Nortel trial sees staff emails
Auditors were fully informed on release of reserves, defence says
Nortel’s auditors received detailed justifications for the release of accounting reserves into the telecom’s income in early 2003 that transformed a loss into a profit and triggered a $70 million bonus payout, the fraud trial of former executives at the Toronto company heard Friday.
Defence lawyer David Porter submitted evidence in Superior Court that showed external auditors Deloitte and Touche were given information from finance staffers on specific accrual transactions and the business reasons for their release to earnings in the period.
He cited emails to the auditors from Nortel personnel that showed why portions of $24 million (U.S.) in accruals were posted to income based on factors such as an acceleration of a contract dispute settlement. The amounts were booked as part of $80 million in releases added to Nortel’s profit-loss statement in the first quarter of 2003 that led to a turnaround profit and employee retention bonus payment.

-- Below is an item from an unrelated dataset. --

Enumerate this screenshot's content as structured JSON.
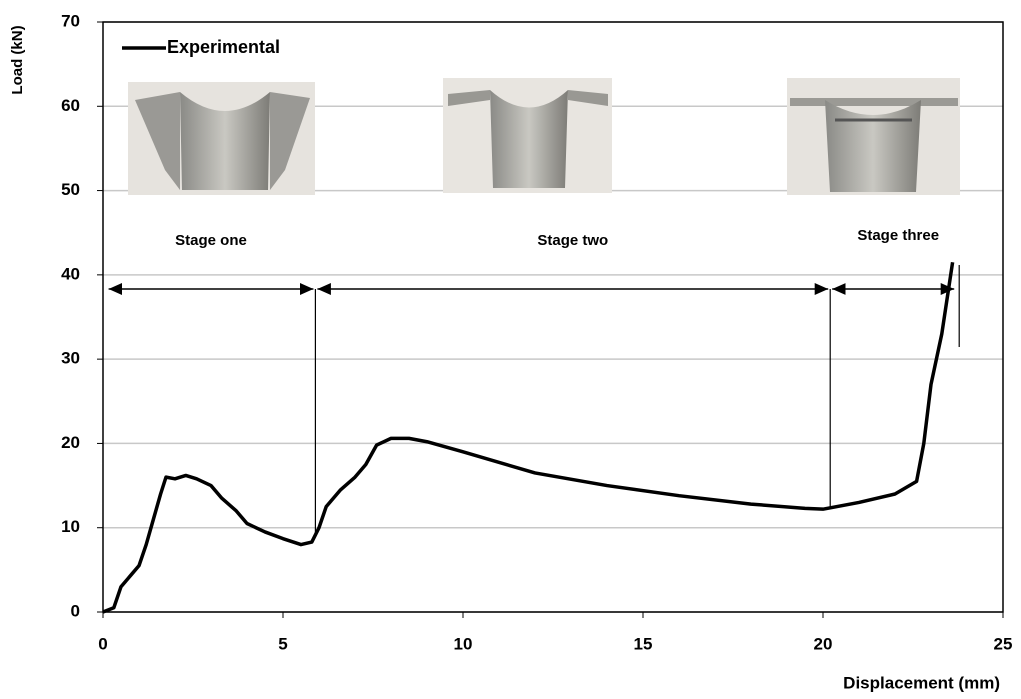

Porter called the emails evidence of Nortel’s “pattern of disclosure” during Deloitte’s review of the company’s accrual accounting.

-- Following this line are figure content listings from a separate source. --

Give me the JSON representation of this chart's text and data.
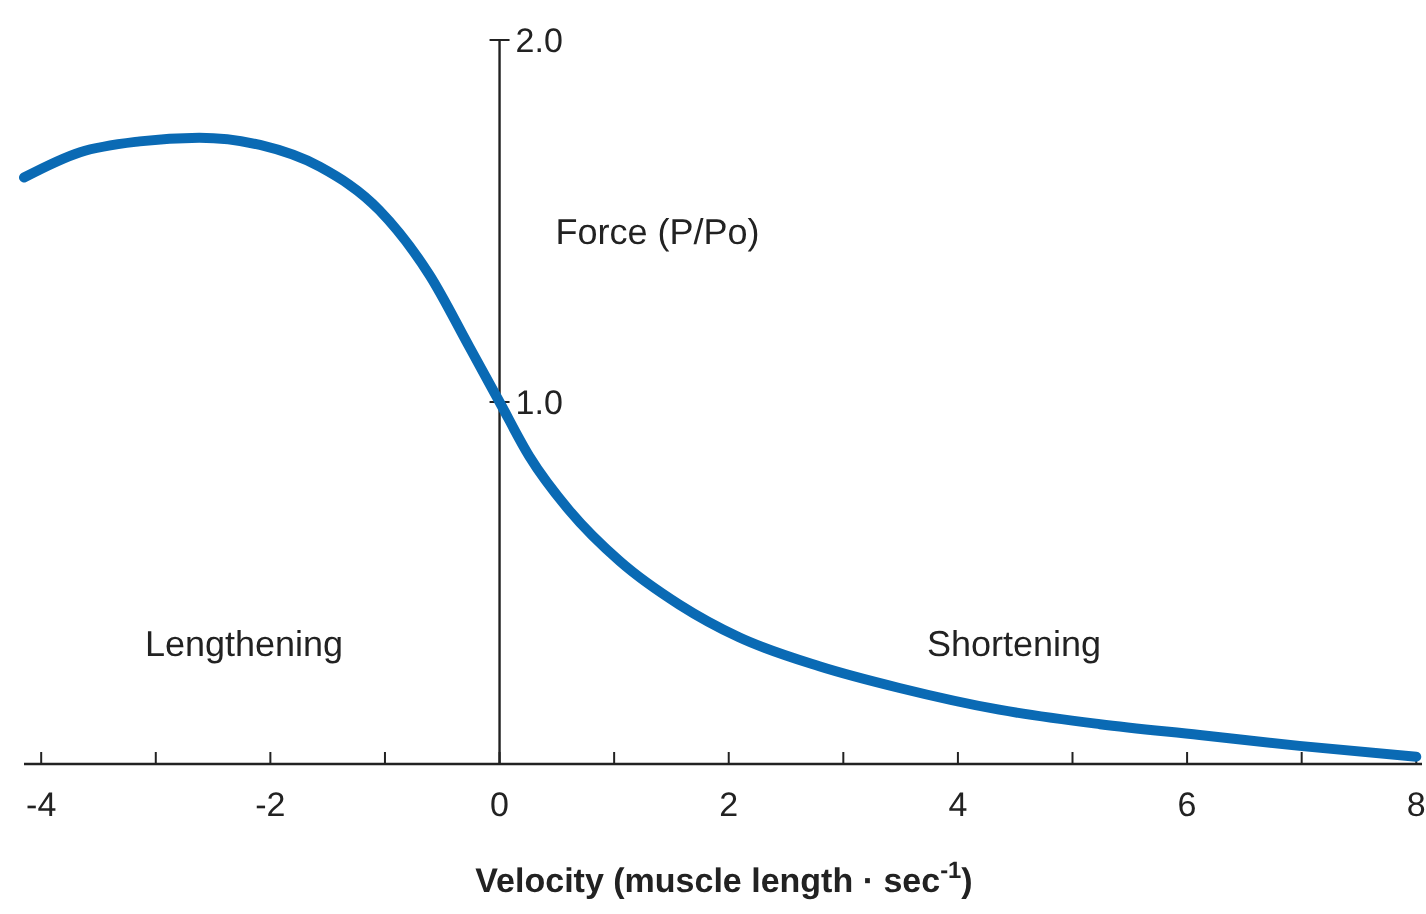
{
  "chart_data": {
    "type": "line",
    "xlabel": "Velocity (muscle length · sec$^{-1}$)",
    "ylabel": "Force (P/Po)",
    "annotations": [
      "Lengthening",
      "Shortening"
    ],
    "xlim": [
      -4.15,
      8.05
    ],
    "ylim": [
      0,
      2.0
    ],
    "xticks": [
      -4,
      {
        "value": -3,
        "label": null
      },
      -2,
      {
        "value": -1,
        "label": null
      },
      0,
      {
        "value": 1,
        "label": null
      },
      2,
      {
        "value": 3,
        "label": null
      },
      4,
      {
        "value": 5,
        "label": null
      },
      6,
      {
        "value": 7,
        "label": null
      },
      8
    ],
    "yticks": [
      {
        "value": 1,
        "label": "1.0"
      },
      {
        "value": 2,
        "label": "2.0"
      }
    ],
    "grid": false,
    "marker": "none",
    "line_style": "solid",
    "series": [
      {
        "color": "#0a6ab4",
        "x": [
          -4.15,
          -3.66,
          -3.14,
          -2.62,
          -2.09,
          -1.57,
          -1.05,
          -0.61,
          -0.26,
          0,
          0.26,
          0.61,
          1.05,
          1.57,
          2.09,
          2.79,
          3.49,
          4.36,
          5.24,
          6.11,
          6.98,
          8.0
        ],
        "values": [
          1.62,
          1.69,
          1.72,
          1.73,
          1.71,
          1.65,
          1.53,
          1.35,
          1.15,
          1.0,
          0.85,
          0.7,
          0.56,
          0.44,
          0.35,
          0.27,
          0.21,
          0.15,
          0.11,
          0.08,
          0.05,
          0.02
        ]
      }
    ]
  }
}
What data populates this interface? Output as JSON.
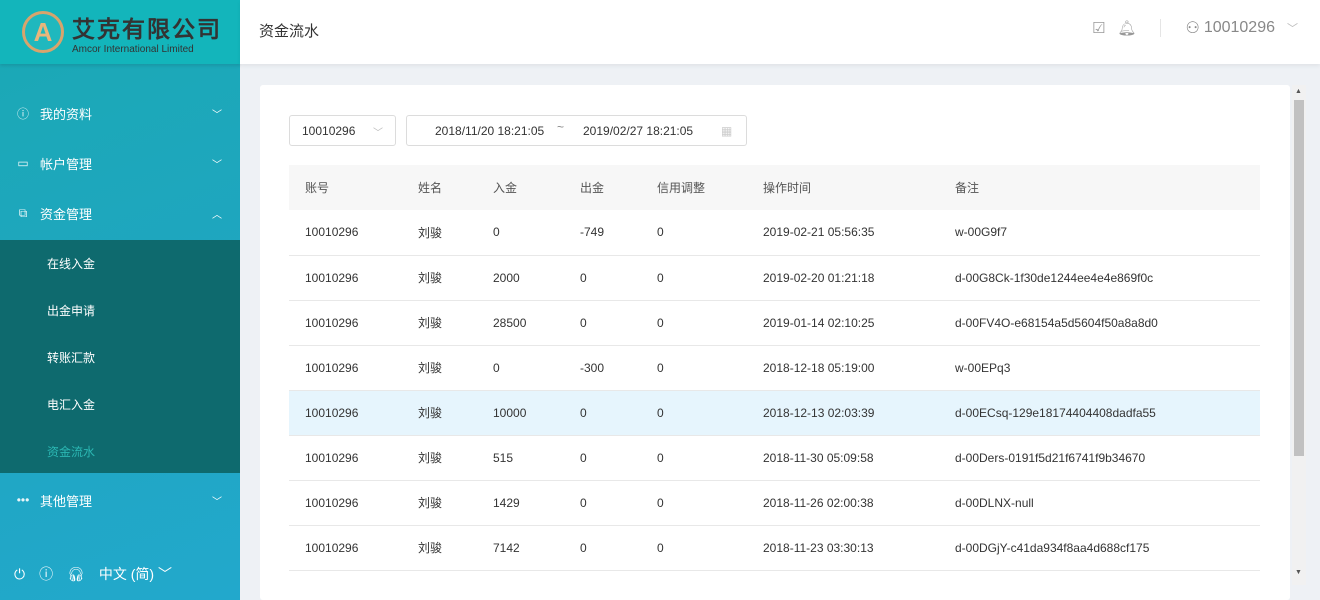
{
  "brand": {
    "cn": "艾克有限公司",
    "en": "Amcor International Limited",
    "mark": "A"
  },
  "sidebar": {
    "items": [
      {
        "label": "我的资料",
        "icon": "user-info-icon"
      },
      {
        "label": "帐户管理",
        "icon": "card-icon"
      },
      {
        "label": "资金管理",
        "icon": "money-icon",
        "expanded": true
      }
    ],
    "sub_items": [
      {
        "label": "在线入金"
      },
      {
        "label": "出金申请"
      },
      {
        "label": "转账汇款"
      },
      {
        "label": "电汇入金"
      },
      {
        "label": "资金流水",
        "active": true
      }
    ],
    "other": {
      "label": "其他管理"
    },
    "language": "中文 (简)"
  },
  "header": {
    "title": "资金流水",
    "user": "10010296"
  },
  "filters": {
    "account": "10010296",
    "start": "2018/11/20 18:21:05",
    "sep": "~",
    "end": "2019/02/27 18:21:05"
  },
  "table": {
    "columns": [
      "账号",
      "姓名",
      "入金",
      "出金",
      "信用调整",
      "操作时间",
      "备注"
    ],
    "rows": [
      [
        "10010296",
        "刘骏",
        "0",
        "-749",
        "0",
        "2019-02-21 05:56:35",
        "w-00G9f7"
      ],
      [
        "10010296",
        "刘骏",
        "2000",
        "0",
        "0",
        "2019-02-20 01:21:18",
        "d-00G8Ck-1f30de1244ee4e4e869f0c"
      ],
      [
        "10010296",
        "刘骏",
        "28500",
        "0",
        "0",
        "2019-01-14 02:10:25",
        "d-00FV4O-e68154a5d5604f50a8a8d0"
      ],
      [
        "10010296",
        "刘骏",
        "0",
        "-300",
        "0",
        "2018-12-18 05:19:00",
        "w-00EPq3"
      ],
      [
        "10010296",
        "刘骏",
        "10000",
        "0",
        "0",
        "2018-12-13 02:03:39",
        "d-00ECsq-129e18174404408dadfa55"
      ],
      [
        "10010296",
        "刘骏",
        "515",
        "0",
        "0",
        "2018-11-30 05:09:58",
        "d-00Ders-0191f5d21f6741f9b34670"
      ],
      [
        "10010296",
        "刘骏",
        "1429",
        "0",
        "0",
        "2018-11-26 02:00:38",
        "d-00DLNX-null"
      ],
      [
        "10010296",
        "刘骏",
        "7142",
        "0",
        "0",
        "2018-11-23 03:30:13",
        "d-00DGjY-c41da934f8aa4d688cf175"
      ]
    ]
  },
  "colors": {
    "sidebar": "#1fa6c0",
    "submenu": "#0e6a6e",
    "active": "#2bb7b3",
    "row_highlight": "#e6f5fd"
  }
}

Porter also tabled documents that showed how Nortel finance directors attempted to purge accruals from the balance sheet that lacked detailed justification.

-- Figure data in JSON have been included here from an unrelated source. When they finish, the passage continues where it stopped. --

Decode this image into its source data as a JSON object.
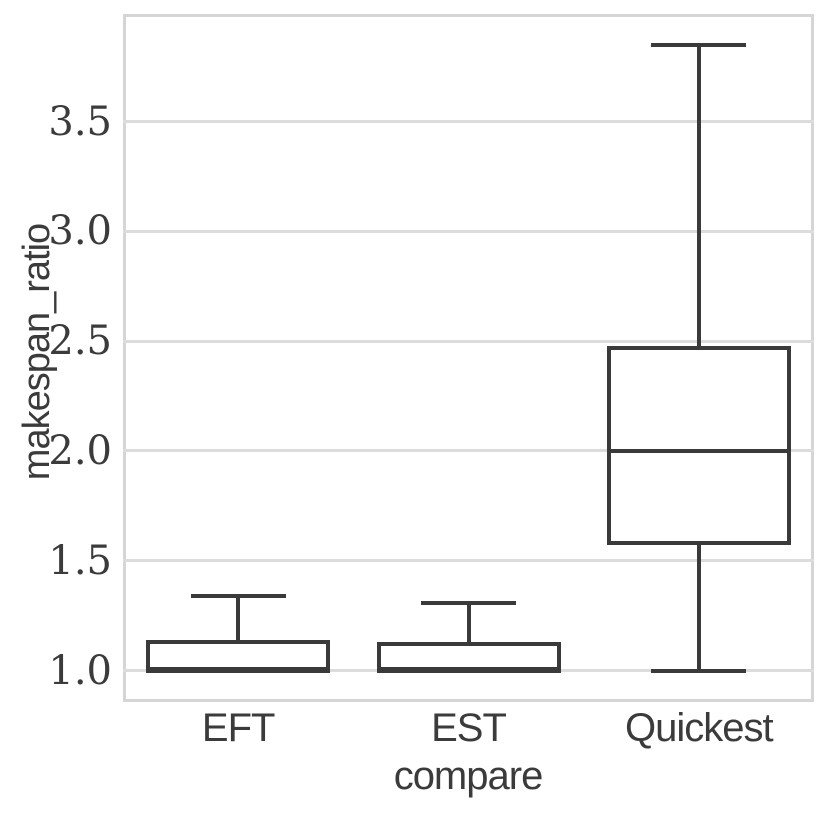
{
  "figure": {
    "background": "#ffffff"
  },
  "chart_data": {
    "type": "box",
    "title": "",
    "xlabel": "compare",
    "ylabel": "makespan_ratio",
    "categories": [
      "EFT",
      "EST",
      "Quickest"
    ],
    "series": [
      {
        "name": "EFT",
        "min": 1.0,
        "q1": 1.0,
        "median": 1.0,
        "q3": 1.14,
        "max": 1.34
      },
      {
        "name": "EST",
        "min": 1.0,
        "q1": 1.0,
        "median": 1.0,
        "q3": 1.13,
        "max": 1.31
      },
      {
        "name": "Quickest",
        "min": 1.0,
        "q1": 1.57,
        "median": 2.0,
        "q3": 2.48,
        "max": 3.85
      }
    ],
    "yticks": [
      {
        "value": 1.0,
        "label": "1.0"
      },
      {
        "value": 1.5,
        "label": "1.5"
      },
      {
        "value": 2.0,
        "label": "2.0"
      },
      {
        "value": 2.5,
        "label": "2.5"
      },
      {
        "value": 3.0,
        "label": "3.0"
      },
      {
        "value": 3.5,
        "label": "3.5"
      }
    ],
    "ylim": [
      0.857,
      3.99
    ],
    "grid": "horizontal",
    "legend": "none",
    "colors": {
      "box_line": "#3a3a3a",
      "grid_line": "#dcdcdc",
      "spine": "#d5d5d5",
      "text": "#3b3b3b",
      "box_fill": "#ffffff"
    }
  }
}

Under defence cross-examination, former Nortel planning and analysis director Brian Harrison said he was scrutinizing a list in 2003 of $189 million in non-operating head office accruals that Nortel finance staffer Sue Shaw said appeared to lack support and may need to be unwound. The lack of support for Nortel’s accrual accounting is at the heart of the fraud trial of former chief executive Frank Dunn, former chief financial officer Douglas Beatty and ex-controller Michael Gollogly. Lead prosecutor Robert Hubbard in his opening arguments alleged that the accused used accounting reserves as a “cookie jar,” booking amounts to the profit loss statement fraudulently to fabricate losses and profits that conformed to internal targets. He said the accused directed fraudulent and widespread manipulation of accruals, accounting provisions against future expenses or revenue that are to be wound down or posted as revenue or expense after a so-called triggering event such as payment of a debt. Harrison, the first witness in the trial, previously testified that Gollogly as corporate controller was responsible for non-operating reserves and decided when they would be released. Nortel’s audit committee commenced a probe of the company’s accounting after it posted a surprise profit in early 2003 in the wake of eight consecutive quarters of steep losses. The review triggered a $1 billion restatement of balance sheet liabilities and the transfer of billions in revenue that investigators said had been booked improperly. Nortel’s board fired Dunn, Beatty and Gollogly in 2004 for “financial mismanagement” and the RCMP charged the men with fraud in 2008. They have denied all wrongdoing.